Елизавета Полонская - Стихотворения и поэмы
Отчизне
Михаилу Фербергу
Бывает мать несправедлива
К своим сынам. И вот тогда
Любви и горькой и ревнивой
Для них приходит череда.
Им не забыть. Им не расстаться.
Ты не любовница. Ты мать.
Им песни детства ночью снятся,
И этих песен не отнять.
Им снится юность буревая,
Огонь твоих гражданских битв.
И рана старая, сухая
Опять в ночи кровоточит.
И сердце бьется так тревожно,
И холод смерти давит грудь —
Проклясть тебя им невозможно
И невозможно обмануть.
Пред дальней ледяной могилой
Склоняемся, притворно иль скорбя,
Отчизна, я бы не простила —
Ни за него, ни за себя.
«На дальнем Севере зимует друг…»
На дальнем Севере зимует друг.
Сегодня я пошлю ему посылку:
Сухую колбасу, лимоны, лук,
Отрезок сала в розовых прожилках.
Вот шептала. Её янтарный глаз
Ему напомнит солнечное лето.
Перебираю вновь, который раз,
Подобранные тщательно предметы.
Чтоб верил, что найдет жену такой,
Какой оставил, чтоб не знал сомнений.
Ступайте, милые!

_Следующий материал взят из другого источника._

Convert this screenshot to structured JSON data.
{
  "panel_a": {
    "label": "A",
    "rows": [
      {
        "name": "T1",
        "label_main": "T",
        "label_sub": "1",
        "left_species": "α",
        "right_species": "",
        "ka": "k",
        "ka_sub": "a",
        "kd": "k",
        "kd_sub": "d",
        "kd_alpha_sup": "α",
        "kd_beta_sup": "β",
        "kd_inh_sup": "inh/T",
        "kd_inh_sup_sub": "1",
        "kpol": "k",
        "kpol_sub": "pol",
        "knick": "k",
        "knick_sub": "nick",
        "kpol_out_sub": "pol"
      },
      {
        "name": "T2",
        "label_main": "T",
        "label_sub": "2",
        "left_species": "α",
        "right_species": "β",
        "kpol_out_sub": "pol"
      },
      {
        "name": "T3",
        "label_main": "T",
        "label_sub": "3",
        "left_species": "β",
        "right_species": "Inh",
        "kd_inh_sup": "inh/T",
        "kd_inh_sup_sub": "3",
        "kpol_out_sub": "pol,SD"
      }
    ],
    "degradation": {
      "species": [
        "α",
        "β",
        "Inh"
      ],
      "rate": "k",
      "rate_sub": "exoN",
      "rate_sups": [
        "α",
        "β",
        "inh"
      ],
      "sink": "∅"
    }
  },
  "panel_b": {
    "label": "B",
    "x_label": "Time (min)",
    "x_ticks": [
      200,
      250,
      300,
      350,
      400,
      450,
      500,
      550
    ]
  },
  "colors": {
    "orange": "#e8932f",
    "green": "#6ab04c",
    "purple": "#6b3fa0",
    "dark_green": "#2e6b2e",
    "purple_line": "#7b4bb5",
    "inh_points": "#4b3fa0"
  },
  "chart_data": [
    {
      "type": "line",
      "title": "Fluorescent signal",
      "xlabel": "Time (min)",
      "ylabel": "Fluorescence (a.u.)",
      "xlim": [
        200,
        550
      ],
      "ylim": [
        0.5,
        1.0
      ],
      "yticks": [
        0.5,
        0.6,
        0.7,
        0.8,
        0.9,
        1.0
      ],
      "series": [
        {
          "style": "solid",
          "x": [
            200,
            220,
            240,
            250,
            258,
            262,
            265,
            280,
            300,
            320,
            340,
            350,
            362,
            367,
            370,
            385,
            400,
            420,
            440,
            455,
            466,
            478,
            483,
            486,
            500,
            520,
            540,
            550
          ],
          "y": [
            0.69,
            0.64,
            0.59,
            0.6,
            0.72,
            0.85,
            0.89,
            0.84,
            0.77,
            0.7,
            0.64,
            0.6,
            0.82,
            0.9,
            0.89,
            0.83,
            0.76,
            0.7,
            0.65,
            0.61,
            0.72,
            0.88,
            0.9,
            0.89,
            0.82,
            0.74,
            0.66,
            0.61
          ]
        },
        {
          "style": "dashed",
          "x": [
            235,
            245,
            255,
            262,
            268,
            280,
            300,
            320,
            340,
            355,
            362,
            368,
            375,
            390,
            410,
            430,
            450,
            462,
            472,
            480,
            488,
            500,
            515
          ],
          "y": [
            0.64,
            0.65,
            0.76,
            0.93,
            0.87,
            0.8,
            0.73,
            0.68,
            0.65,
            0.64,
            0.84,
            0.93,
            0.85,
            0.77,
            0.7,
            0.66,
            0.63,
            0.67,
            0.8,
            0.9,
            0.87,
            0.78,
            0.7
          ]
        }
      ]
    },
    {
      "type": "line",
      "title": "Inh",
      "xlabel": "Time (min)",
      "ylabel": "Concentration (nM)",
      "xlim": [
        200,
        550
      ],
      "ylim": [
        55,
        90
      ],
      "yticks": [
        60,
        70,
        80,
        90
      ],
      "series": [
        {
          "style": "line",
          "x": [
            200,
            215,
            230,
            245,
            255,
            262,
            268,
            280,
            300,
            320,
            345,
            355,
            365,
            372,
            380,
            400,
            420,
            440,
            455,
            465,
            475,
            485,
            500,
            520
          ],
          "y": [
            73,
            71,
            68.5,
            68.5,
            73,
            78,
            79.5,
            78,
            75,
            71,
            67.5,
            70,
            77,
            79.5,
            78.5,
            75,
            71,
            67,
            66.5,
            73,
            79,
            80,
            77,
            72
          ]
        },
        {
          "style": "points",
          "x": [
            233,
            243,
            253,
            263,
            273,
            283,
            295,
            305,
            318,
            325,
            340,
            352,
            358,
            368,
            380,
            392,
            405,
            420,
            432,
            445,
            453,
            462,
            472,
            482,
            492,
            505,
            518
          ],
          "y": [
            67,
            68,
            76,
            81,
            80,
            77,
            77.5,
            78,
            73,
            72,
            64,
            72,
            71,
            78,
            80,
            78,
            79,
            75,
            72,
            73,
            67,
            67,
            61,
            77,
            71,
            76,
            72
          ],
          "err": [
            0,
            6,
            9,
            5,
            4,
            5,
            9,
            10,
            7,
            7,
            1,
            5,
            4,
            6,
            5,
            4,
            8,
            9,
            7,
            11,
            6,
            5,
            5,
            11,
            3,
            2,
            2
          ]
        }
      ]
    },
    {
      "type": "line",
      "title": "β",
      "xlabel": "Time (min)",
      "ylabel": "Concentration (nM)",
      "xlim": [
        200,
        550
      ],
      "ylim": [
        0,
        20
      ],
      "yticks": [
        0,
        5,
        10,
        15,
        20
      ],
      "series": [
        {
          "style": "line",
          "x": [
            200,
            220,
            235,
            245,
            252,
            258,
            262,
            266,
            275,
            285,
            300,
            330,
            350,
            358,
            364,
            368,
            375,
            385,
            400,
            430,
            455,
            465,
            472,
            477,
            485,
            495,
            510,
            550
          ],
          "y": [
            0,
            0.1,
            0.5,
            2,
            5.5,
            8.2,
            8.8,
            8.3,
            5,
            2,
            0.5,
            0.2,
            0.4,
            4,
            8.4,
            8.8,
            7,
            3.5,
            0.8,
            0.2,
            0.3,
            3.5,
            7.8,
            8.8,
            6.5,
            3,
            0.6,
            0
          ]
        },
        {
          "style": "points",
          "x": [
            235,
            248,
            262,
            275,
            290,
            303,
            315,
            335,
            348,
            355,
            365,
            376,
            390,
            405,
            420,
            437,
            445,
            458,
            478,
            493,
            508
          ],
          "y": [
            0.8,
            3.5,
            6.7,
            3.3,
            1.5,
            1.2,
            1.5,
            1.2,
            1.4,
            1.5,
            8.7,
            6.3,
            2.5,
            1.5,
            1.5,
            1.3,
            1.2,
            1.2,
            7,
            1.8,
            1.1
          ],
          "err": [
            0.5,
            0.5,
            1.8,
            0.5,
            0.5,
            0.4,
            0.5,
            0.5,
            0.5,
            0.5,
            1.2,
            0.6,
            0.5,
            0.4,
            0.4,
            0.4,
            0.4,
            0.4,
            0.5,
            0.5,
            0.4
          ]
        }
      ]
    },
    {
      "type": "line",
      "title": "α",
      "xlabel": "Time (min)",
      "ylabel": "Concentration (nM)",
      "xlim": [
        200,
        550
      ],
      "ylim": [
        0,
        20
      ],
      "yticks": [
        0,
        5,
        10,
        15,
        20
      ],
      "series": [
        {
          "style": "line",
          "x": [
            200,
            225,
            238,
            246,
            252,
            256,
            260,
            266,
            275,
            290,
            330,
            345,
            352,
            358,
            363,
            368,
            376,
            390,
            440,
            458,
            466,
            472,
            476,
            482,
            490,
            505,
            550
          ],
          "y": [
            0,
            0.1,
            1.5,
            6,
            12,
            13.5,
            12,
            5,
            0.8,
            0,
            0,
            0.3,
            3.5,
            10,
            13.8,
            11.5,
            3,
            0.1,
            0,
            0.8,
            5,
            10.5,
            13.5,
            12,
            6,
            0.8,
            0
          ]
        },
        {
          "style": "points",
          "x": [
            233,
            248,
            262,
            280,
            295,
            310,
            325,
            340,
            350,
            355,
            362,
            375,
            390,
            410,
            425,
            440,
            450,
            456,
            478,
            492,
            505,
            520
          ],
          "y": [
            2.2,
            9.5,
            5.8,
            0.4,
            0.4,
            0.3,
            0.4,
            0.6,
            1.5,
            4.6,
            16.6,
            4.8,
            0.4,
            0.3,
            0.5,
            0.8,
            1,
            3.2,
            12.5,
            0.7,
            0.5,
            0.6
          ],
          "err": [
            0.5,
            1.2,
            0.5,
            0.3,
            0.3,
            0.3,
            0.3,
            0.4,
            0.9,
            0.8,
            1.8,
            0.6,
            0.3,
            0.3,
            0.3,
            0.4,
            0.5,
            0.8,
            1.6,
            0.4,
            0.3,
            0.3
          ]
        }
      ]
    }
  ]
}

И твердою рукой
Подписываю: Бухта Провидений.
«Спускается солнце за степью…»
Спускается солнце за степью,
Вдали золотится ковыль.
Колодников тяжкие цепи
Вздымают дорожную пыль.
Так вот что случилось с тобою,
Куда тебя жребий занес —
Любимый с печальной судьбою,
С серебряной прядью волос.
Моей наставнице
Раисе Григорьевне Лемберг — старой большевичке
Ты справедливая и ты не терпишь зла,
Но все на свете ты понять способна:
Ты пылкость юности чудесно пронесла
Сквозь натиск лет, сквозь мир звероподобный.
Когда, случается, я тяжело грущу
От пошлости, от лжи и лицемерий,
Я прихожу к тебе и говорю: «Хочу
Оставить всё! Я более не верю!»
И ты мне руку на плечо кладешь,
Приказываешь мне: «Ступай, начни сначала».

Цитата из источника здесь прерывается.